The Post 200 has many moving parts; it requires the efforts of the entire staff. There have been days when I thought my head might explode juggling all the information crossing my desk.

And then:

In walks some creation from the Washington Post kitchen, and I am transported away from the madness, if only for a moment.

Last week it was a homemade doughnut hole oozing with some super-sweet yellow cream. My productivity soared the rest of the morning.

Perhaps the sugar high had something to do with my energy burst, but I think we all need a mini-break now and then to reset the internal compass.

For me, that might mean making time to read a book (lately, “Wolf Hall”), kick a soccer ball or see “Lincoln,” which, by the way, I recommend.

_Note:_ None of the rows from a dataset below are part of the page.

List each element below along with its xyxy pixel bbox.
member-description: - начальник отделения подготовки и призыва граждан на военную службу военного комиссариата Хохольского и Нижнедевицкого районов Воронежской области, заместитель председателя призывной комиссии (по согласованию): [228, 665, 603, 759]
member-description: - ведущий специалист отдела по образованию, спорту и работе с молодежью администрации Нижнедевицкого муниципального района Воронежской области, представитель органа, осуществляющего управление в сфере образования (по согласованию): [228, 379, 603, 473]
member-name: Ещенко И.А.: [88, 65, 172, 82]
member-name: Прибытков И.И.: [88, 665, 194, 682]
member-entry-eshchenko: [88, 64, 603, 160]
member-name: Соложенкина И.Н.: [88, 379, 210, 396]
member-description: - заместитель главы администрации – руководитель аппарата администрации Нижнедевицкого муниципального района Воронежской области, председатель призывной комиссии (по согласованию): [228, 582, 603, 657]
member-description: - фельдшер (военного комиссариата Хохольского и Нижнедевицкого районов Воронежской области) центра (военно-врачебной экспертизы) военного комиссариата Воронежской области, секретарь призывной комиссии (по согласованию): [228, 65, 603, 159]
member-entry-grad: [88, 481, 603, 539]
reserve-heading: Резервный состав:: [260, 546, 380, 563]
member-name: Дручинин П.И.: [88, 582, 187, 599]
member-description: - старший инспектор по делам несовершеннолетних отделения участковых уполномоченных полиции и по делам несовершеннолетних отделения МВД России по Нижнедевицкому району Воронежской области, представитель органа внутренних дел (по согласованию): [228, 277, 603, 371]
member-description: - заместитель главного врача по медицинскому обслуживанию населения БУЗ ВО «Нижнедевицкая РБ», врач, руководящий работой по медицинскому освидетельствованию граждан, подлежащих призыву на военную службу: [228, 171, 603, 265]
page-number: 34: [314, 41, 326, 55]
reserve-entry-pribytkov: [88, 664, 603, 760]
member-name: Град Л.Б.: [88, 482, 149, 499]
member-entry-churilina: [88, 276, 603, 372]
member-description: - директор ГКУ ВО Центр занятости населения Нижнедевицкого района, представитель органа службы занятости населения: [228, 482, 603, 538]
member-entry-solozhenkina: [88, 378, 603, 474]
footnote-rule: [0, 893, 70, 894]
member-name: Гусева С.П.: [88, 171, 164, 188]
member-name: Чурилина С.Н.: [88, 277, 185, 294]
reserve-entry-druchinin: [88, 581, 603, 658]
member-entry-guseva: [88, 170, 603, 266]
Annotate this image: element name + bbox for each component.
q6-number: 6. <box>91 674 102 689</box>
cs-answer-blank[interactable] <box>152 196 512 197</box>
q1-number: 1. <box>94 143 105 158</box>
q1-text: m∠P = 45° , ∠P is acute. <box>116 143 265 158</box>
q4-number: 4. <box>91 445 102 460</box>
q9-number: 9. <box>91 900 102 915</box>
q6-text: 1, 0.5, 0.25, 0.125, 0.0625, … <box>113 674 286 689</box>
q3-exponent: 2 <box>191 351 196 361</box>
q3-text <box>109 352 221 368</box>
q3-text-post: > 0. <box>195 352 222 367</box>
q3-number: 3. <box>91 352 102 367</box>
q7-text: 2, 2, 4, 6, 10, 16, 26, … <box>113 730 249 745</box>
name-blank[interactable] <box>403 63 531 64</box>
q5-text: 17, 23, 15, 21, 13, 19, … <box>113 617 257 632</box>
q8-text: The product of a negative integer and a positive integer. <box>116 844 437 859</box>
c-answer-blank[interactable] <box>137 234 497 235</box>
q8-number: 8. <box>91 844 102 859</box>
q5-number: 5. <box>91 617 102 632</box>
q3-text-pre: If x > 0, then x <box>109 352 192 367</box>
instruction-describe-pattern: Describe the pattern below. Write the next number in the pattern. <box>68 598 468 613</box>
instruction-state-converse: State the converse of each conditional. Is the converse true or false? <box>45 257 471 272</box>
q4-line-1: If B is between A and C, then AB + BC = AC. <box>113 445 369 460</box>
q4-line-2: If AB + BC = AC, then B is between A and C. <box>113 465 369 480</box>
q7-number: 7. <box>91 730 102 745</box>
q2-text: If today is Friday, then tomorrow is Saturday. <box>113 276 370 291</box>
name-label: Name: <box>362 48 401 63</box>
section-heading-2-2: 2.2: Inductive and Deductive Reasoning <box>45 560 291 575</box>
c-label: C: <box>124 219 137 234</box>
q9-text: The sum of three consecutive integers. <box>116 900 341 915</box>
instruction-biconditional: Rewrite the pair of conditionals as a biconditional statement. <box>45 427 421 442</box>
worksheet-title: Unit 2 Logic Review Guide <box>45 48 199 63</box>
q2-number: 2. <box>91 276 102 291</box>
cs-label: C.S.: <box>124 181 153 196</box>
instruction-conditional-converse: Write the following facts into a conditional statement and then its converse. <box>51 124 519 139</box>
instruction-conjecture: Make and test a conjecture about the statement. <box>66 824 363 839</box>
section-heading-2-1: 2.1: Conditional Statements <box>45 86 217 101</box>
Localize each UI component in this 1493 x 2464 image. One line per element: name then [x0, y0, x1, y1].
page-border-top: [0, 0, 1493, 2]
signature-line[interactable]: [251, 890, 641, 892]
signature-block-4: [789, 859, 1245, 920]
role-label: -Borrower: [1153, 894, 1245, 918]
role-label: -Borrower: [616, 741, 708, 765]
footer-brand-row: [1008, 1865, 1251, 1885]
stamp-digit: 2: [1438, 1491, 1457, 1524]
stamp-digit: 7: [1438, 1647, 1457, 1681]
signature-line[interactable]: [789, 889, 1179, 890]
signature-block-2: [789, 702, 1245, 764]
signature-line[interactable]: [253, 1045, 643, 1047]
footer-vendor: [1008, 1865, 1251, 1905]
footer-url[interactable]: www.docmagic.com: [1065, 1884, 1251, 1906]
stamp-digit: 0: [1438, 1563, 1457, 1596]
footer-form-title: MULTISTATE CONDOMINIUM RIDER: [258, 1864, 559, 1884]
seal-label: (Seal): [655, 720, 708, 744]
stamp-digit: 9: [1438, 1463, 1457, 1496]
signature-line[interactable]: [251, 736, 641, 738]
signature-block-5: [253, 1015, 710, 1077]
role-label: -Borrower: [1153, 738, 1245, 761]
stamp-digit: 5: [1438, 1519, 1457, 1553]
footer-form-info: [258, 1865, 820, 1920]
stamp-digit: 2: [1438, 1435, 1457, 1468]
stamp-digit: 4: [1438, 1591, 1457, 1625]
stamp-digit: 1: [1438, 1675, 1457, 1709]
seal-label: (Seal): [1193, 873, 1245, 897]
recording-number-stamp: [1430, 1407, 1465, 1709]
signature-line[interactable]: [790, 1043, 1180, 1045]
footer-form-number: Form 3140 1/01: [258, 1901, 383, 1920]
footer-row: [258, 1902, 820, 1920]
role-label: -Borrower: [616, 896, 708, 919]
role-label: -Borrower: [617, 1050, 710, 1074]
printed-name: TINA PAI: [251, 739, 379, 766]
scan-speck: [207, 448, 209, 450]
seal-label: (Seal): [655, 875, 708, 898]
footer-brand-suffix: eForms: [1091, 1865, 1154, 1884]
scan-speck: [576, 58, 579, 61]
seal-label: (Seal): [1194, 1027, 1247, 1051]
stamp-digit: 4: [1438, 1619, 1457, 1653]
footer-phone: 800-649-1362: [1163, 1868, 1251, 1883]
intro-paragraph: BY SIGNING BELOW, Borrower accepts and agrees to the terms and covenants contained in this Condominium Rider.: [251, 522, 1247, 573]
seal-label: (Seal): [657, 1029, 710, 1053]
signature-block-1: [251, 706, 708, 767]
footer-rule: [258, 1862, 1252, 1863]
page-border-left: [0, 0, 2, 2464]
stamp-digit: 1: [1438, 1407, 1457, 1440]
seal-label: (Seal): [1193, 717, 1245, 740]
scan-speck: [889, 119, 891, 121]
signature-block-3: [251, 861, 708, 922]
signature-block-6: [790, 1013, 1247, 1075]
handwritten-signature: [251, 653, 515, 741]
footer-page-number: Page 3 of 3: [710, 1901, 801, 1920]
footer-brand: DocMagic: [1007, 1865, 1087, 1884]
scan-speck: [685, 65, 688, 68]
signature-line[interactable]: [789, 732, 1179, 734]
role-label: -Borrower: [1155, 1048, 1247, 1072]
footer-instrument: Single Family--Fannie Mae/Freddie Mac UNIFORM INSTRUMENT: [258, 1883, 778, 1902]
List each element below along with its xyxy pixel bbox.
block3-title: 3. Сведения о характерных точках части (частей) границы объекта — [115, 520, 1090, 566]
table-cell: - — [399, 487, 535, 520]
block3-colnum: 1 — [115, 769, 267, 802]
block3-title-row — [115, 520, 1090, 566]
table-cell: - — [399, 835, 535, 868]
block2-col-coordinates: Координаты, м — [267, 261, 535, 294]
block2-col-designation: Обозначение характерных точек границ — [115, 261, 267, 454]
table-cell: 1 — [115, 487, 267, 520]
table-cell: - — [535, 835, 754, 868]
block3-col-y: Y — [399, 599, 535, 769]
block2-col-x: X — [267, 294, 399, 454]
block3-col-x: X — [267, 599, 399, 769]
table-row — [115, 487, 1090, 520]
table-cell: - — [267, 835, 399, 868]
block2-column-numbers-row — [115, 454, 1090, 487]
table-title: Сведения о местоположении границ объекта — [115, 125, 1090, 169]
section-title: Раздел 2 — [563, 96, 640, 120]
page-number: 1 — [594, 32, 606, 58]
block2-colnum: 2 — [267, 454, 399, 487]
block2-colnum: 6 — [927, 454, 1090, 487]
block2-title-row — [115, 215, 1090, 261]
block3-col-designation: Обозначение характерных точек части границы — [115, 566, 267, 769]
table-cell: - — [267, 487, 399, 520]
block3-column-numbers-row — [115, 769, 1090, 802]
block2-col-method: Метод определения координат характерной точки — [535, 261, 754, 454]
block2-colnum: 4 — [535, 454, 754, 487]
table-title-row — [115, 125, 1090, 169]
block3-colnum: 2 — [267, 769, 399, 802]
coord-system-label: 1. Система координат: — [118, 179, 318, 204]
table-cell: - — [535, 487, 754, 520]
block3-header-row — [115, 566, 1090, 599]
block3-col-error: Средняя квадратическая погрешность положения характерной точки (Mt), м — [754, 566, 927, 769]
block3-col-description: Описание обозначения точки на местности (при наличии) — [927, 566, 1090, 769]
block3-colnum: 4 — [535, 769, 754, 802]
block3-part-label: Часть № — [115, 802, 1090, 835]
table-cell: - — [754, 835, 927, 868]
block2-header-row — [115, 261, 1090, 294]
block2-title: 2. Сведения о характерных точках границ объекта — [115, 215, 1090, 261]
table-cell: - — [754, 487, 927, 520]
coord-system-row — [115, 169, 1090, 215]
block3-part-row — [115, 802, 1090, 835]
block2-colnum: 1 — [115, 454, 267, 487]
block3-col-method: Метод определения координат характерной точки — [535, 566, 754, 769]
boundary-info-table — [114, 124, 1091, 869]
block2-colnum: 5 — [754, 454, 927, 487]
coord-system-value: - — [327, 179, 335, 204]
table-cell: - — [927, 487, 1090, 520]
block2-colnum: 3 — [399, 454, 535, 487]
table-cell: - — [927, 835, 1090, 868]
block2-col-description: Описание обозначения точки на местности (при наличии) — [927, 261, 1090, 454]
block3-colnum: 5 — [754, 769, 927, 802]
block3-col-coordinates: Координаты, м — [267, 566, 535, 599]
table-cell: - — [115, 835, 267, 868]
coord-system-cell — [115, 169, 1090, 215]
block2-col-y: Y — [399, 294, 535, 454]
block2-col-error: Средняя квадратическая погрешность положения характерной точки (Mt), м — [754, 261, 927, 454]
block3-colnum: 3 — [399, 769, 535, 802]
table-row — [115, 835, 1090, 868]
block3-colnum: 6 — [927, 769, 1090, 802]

The Post’s recent survey of working Washington — the subject of our cover story this week — suggests a great many of us are searching for ways to squeeze in more time to better balance our lives on the job and off, to make us happier at both.

Sunday Business had a piece not so long ago profiling an expert in “extreme productivity.” Among Robert C. Pozen’s recommendations: Prioritize and take more power naps.

I’ve never had the nerve to climb under the desk, but I appreciate the sentiment. There’s a reason why so many of us are at our most creative in the morning, after we’ve had a chance to recharge the batteries, and dream.